Les amis des diverses monarchies de France commençaient à paraître ; ils ne venaient pas à Cambrai pour la ligue contre Venise[1], mais pour s’associer contre les nouvelles constitutions ; ils accouraient mettre aux pieds du roi leurs fidélités successives et leur haine pour la Charte : passe-port qu’ils jugeaient nécessaire auprès de Monsieur ; moi et deux ou trois raisonnables Gilles, nous sentions déjà la jacobinerie.

Le 28 juin, parut la déclaration de Cambrai.

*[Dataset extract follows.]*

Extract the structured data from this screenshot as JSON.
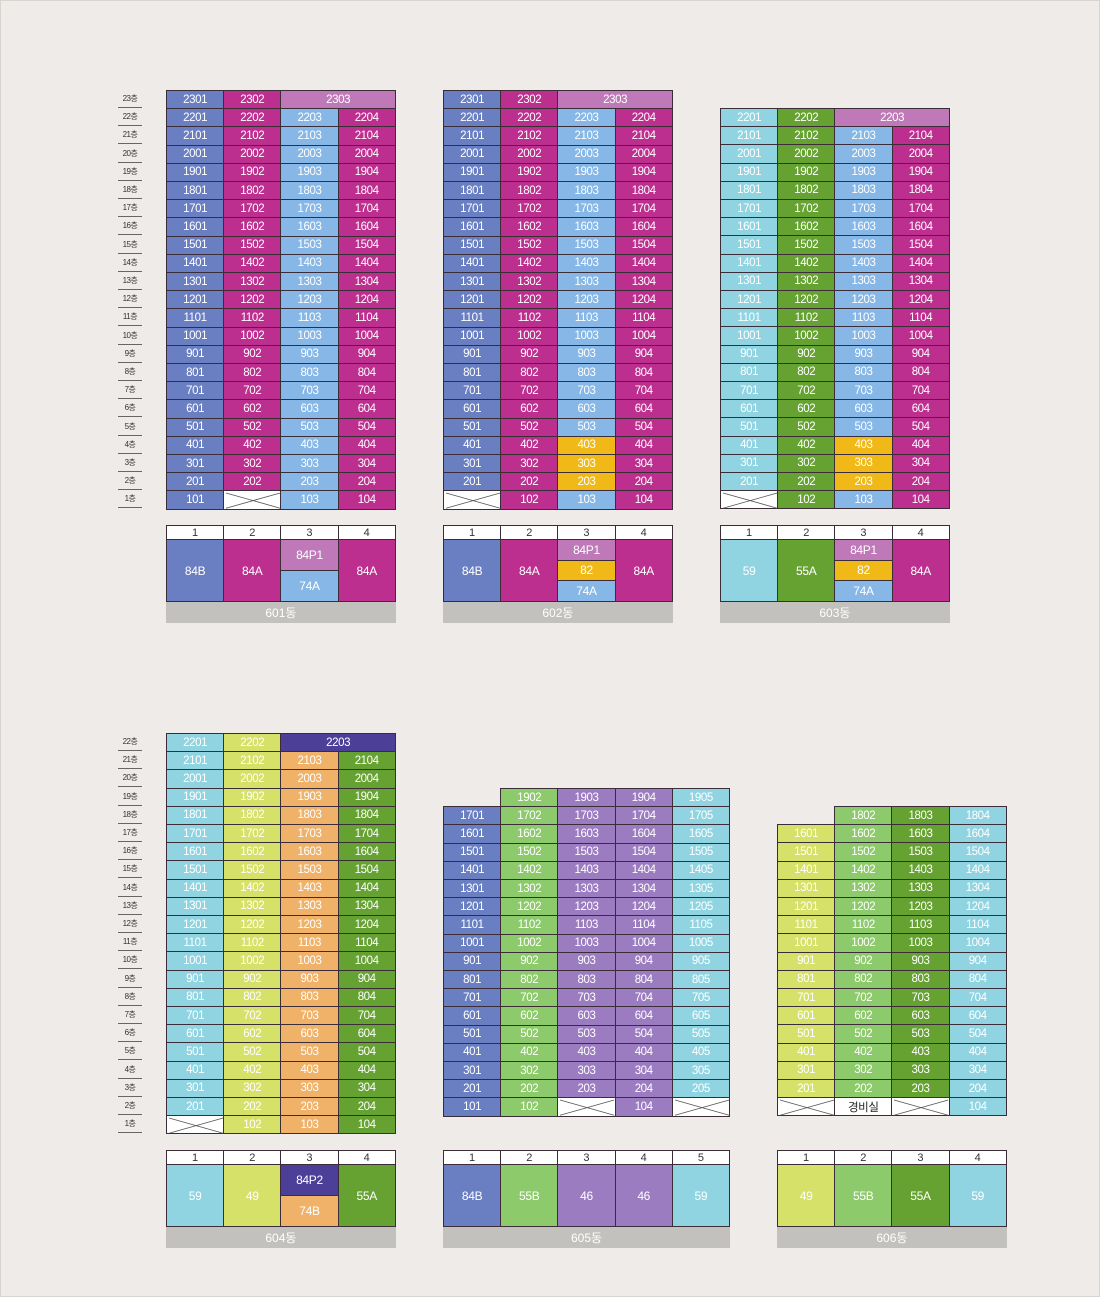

Le roi y disait : « Je ne veux éloigner de ma personne que ces hommes dont la renommée est un sujet de douleur pour la France et d’effroi pour l’Europe. » Or voyez, le nom de Fouché était prononcé avec gratitude par le pavillon Marsan ! Le roi riait de la nouvelle passion de son frère et disait : « Elle ne lui est pas venue de l’inspiration divine. » Je vous ai déjà raconté qu’en traversant Cambrai après les Cent-Jours, je cherchai vainement mon logis du temps du régiment de Navarre et le café que je fréquentais avec La Martinière : tout avait disparu avec ma jeunesse.

De Cambrai, nous allâmes coucher à Roye : la maîtresse de l’auberge prit madame de Chateaubriand pour madame la Dauphine ; elle fut portée en triomphe dans une salle où il y avait une table mise de trente couverts : la salle, éclairée de bougies, de chandelles et d’un large feu, était suffocante. L’hôtesse ne vou-

  1. En 1508, l’empereur Maximilien ier, le roi de France Louis XII, le roi d’Aragon Ferdinand le Catholique et le pape Jules II formèrent entre eux, contre la République de Venise, une ligue qui est restée célèbre sous le nom de Ligue de Cambrai.